18      Selon l’article 260, paragraphe 2, TFUE, si la Commission estime que l’État membre concerné n’a pas pris les mesures que comporte l’exécution de l’arrêt de la Cour, elle peut saisir la Cour après avoir mis cet État en mesure de présenter ses observations en indiquant le montant de la somme forfaitaire ou de l’astreinte à payer par l’État membre concerné, qu’elle estime adapté aux circonstances.

19      À cet égard, la date de référence, pour apprécier l’existence d’un manquement au titre de l’article 260, paragraphe 1, TFUE, est celle de l’expiration du délai fixé dans la mise en demeure émise en vertu de cette disposition (arrêt du 11 décembre 2012, Commission/Espagne, C‑610/10, non encore publié au Recueil, point 67).

20      En l’occurrence, il est constant que, au moment de l’expiration du délai fixé dans la lettre de mise en demeure adressée par la Commission le 25 novembre 2010 à l’Irlande, celle-ci n’avait pas adopté toutes les mesures nécessaires afin de se conformer entièrement aux obligations découlant de l’arrêt Commission/Irlande, précité.

21      Par ailleurs, s’agissant de l’argument de l’Irlande selon lequel le recours est prématuré, il convient de rappeler que, bien que l’article 260, paragraphe 1, TFUE ne précise pas le délai dans lequel l’exécution d’un arrêt doit intervenir, l’intérêt qui s’attache à une application immédiate et uniforme du droit de l’Union exige, selon une jurisprudence constante, que cette exécution soit entamée immédiatement et aboutisse dans des délais aussi brefs que possible (voir, en ce sens, arrêt du 25 novembre 2003, Commission/Espagne, C-278/01, Rec. p. I‑14141, point 27 et jurisprudence citée).

22      Or, en l’espèce, entre le prononcé de l’arrêt Commission/Irlande, précité, et l’introduction de la requête par la Commission, il s’est écoulé un délai d’environ vingt et un mois.
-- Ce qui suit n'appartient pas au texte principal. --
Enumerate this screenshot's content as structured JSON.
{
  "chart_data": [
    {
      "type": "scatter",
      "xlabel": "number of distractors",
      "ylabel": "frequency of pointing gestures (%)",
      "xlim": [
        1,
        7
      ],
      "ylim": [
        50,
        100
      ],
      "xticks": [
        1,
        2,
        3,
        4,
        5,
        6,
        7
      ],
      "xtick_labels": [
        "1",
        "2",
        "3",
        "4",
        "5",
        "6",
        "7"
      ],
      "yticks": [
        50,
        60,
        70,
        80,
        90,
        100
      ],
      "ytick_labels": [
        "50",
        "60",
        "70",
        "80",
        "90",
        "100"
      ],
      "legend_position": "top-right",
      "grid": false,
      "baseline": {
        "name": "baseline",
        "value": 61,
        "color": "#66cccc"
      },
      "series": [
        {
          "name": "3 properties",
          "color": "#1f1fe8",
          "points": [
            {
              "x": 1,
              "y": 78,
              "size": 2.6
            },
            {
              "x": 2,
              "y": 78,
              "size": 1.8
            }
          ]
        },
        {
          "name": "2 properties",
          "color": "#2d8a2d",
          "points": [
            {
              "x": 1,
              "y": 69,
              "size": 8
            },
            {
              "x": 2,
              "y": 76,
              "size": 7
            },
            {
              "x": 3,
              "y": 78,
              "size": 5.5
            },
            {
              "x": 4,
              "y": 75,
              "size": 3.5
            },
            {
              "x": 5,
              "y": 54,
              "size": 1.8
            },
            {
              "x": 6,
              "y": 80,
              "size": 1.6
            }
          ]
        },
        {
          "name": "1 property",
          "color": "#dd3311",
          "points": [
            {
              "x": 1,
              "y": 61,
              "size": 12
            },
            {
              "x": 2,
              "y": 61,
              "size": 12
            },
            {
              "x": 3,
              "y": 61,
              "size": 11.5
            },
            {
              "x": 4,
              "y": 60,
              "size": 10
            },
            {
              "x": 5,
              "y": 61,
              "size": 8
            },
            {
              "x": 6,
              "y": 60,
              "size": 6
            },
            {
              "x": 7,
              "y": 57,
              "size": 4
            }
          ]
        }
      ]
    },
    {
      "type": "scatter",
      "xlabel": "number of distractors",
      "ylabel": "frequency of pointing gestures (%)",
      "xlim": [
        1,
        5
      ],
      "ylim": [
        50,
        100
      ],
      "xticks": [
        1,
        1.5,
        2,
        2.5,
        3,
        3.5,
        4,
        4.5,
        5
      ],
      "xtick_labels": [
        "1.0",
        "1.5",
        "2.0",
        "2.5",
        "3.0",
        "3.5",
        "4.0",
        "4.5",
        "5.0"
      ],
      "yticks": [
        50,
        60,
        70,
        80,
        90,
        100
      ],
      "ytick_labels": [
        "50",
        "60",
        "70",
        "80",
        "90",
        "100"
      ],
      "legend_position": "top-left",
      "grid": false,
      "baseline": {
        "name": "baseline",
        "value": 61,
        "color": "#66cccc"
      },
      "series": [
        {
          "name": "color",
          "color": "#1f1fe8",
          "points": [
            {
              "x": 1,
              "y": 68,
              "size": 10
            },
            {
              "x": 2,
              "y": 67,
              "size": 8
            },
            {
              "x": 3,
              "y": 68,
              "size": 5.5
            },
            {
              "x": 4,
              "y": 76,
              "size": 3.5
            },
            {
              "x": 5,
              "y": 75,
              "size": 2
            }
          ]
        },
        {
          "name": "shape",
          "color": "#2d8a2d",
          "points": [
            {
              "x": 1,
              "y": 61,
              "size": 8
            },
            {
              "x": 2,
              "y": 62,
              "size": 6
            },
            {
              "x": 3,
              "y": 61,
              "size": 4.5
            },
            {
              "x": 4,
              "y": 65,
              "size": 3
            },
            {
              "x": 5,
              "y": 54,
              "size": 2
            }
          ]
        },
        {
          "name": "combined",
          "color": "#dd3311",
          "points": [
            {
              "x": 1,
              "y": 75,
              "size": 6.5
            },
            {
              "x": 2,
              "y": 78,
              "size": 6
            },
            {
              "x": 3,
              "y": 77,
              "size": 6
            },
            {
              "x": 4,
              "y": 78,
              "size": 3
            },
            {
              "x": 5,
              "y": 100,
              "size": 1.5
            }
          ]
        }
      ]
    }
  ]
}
Quand bien même l’exécution de cet arrêt Commission/Irlande impliquait des opérations complexes, un tel délai ne saurait, dans les circonstances de l’espèce, être considéré comme insuffisant.

23      Dans ces conditions, il y a lieu de constater que, en n’ayant pas pris l’ensemble des mesures nécessaires que comporte l’exécution de l’arrêt Commission/Irlande, précité, l’Irlande a manqué aux obligations qui lui incombent en vertu de l’article 260, paragraphe 1, TFUE.

 Sur les sanctions pécuniaires

 Arguments des parties

24      La Commission, constatant que l’Irlande ne s’est toujours pas conformée à l’arrêt Commission/Irlande, précité, demande de condamner cet État membre à payer, d’une part, une somme forfaitaire de 4 771,20 euros, multipliée par le nombre de jours compris entre le prononcé cet arrêt et la date de l’arrêt de la Cour à intervenir dans la présente procédure ainsi que, d’autre part, une astreinte journalière de 26 173,44 euros à compter de la date de ce dernier arrêt et jusqu’à l’entière exécution par l’Irlande du premier arrêt.

25      Se référant aux lignes directrices contenues dans sa communication SEC(2005) 1658 du 13 décembre 2005, relative à la mise en œuvre de l’article 228 CE (JO 2007, C 126, p. 15), telle que mise à jour par la communication SEC(2010) 923/3 du 20 juillet 2010, intitulée «Mise en œuvre de l’article 260 du traité sur le fonctionnement de l’Union européenne. Mise à jour des données utilisées pour le calcul des sommes forfaitaires et des astreintes que la Commission proposera à la Cour de justice dans le cadre de procédures d’infraction», la Commission propose d’appliquer des sanctions calculées sur la base d’un coefficient de gravité de 8 sur 20, compte tenu tant de l’importance des règles de l’Union ayant fait l’objet de l’infraction, à savoir celles d’une directive qui vise à protéger la santé humaine et l’environnement, que du grand nombre de STIEU concernés par les insuffisances du dispositif national au regard des exigences de cette directive, et de l’ampleur du risque de pollution qui en découle. La Commission estime, en outre, qu’il doit être tenu compte de la répétition des comportements infractionnels de l’Irlande qui ont donné lieu à plusieurs condamnations pour manquement prononcées par la Cour contre cet État membre dans le domaine de l’environnement.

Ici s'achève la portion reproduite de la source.